Along the southwest coastal fields of Ecuador and in the offices of fair trade product distributor Equal Exchange ripens a movement to change the structure of the banana industry. The legacy of bananas in South America is a highly political one, though many U.S. consumers do not know that this nutritious breakfast fruit happens to be the symbol of twentieth century U.S. involvement in Latin America, the region’s capitalist transformation and intense popular struggle.
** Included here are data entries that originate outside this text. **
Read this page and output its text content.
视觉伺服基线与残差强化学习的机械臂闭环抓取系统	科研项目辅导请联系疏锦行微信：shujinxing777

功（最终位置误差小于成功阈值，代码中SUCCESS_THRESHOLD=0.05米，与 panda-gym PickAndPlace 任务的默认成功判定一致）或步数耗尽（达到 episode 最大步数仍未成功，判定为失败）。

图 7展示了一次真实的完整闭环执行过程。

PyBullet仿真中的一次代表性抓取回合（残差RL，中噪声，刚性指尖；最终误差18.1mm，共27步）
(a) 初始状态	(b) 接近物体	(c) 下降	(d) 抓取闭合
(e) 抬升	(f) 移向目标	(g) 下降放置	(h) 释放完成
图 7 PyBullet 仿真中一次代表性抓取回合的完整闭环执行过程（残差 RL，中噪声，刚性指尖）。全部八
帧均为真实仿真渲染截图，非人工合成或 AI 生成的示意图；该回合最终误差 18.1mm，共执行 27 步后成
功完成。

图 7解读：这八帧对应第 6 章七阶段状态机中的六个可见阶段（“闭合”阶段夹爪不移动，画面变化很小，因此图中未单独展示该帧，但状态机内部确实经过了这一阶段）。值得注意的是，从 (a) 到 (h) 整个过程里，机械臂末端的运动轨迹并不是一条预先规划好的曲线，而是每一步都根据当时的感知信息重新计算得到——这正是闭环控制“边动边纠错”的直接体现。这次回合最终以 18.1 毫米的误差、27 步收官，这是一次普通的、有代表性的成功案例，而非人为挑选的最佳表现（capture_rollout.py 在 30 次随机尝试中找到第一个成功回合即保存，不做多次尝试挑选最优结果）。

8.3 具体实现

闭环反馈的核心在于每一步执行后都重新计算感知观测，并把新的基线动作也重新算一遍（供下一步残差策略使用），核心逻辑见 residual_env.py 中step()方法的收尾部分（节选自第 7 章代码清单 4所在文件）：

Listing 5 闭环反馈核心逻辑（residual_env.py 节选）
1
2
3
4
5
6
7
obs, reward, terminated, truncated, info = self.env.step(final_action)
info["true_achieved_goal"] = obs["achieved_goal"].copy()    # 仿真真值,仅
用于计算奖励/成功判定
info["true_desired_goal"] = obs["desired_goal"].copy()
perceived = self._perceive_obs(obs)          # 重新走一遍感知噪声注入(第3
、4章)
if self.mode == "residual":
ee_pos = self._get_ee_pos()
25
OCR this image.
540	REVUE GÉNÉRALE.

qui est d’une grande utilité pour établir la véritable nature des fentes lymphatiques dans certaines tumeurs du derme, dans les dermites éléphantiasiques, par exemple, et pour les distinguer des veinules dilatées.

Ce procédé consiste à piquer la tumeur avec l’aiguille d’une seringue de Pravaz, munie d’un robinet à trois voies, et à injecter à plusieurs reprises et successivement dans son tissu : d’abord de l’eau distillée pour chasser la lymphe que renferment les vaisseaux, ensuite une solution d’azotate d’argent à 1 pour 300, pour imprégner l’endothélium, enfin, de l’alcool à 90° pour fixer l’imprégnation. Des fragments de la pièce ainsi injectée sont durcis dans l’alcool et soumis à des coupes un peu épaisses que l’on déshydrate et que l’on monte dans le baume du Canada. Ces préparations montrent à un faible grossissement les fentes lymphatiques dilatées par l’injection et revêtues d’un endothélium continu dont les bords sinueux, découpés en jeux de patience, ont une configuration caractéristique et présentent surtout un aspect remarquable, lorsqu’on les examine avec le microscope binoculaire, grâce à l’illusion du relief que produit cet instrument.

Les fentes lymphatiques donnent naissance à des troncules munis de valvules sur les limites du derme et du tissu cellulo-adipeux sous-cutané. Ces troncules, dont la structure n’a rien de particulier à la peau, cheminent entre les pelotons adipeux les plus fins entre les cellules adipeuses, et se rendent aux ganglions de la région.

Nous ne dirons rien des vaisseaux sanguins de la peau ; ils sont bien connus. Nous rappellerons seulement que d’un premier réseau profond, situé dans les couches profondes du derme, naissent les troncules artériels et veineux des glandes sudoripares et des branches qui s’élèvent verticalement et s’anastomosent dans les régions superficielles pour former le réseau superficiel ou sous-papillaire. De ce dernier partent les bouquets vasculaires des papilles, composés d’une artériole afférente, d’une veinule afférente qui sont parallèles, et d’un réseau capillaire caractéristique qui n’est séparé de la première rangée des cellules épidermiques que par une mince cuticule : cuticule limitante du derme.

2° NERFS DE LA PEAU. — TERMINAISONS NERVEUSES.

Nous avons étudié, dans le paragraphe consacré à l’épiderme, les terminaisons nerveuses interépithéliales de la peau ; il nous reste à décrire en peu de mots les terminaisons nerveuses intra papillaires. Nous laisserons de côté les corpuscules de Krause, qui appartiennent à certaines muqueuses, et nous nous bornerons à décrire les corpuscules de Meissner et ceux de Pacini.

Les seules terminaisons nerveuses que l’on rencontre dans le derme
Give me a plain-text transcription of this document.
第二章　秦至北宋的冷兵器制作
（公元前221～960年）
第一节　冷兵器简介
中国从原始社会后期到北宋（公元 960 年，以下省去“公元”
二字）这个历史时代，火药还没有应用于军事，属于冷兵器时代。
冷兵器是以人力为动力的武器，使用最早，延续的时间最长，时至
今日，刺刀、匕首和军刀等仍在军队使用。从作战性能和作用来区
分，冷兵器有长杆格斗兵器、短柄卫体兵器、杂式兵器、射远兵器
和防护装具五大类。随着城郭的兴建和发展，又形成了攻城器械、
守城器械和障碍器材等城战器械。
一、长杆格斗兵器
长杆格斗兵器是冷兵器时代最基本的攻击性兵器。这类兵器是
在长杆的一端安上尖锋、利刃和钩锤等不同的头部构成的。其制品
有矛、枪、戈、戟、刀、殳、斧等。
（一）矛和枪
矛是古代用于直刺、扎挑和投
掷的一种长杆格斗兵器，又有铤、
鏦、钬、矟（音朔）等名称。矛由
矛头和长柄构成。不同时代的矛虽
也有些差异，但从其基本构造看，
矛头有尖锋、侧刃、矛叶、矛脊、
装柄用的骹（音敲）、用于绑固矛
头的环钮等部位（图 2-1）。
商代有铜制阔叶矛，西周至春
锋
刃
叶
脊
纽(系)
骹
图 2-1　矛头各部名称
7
We aim to produce a documentary film focusing on the first transnational effort to amend the course of these contentious legacies: a pioneering partnership between Equal Exchange, a Boston-based worker-owned cooperative, and two cooperative banana farms in Ecuador and Peru, El Guabo and CEPIBO. There is a dearth of research on such efforts, where the voices of producers are often lost in the jungle...the reality of their lives hidden beneath marketing copy.3 Our preliminary research in March in Boston, funded by the Academic URG program, will give us a strong base of knowledge and provide continuity in our perspective and our footage as we head to South America this summer. We will travel to Ecuador and Peru for six weeks in our project’s second phase to visit EE’s banana farming cooperatives. There, we will film the banana growing, harvesting and packaging processes and interview farmers to capture the producer story and highlight their perspective in this new fair trade supply chain. After our time in South America we will fly back to Boston to interview EE cofounder Rink Dickinson and Nicole Vitello, EE’s banana branch’s director. The third phase of this project will allow us to get footage of US-based operations and get answers to hard-hitting questions gained from our time spent at EE’s partner co-ops. The documentary medium is the best way for us to tell this story using our complimentary reporting skills and passions for visual storytelling. We hope to produce a film that not only informs U.S. consumers about where their favorite fruit comes from, but also deepens our understanding of the grassroots movements increasingly renegotiating our global food system. This project would be the ultimate practical application of all that NU has taught us, and we are eager to expand our international reporting and technical video experience through this independent project.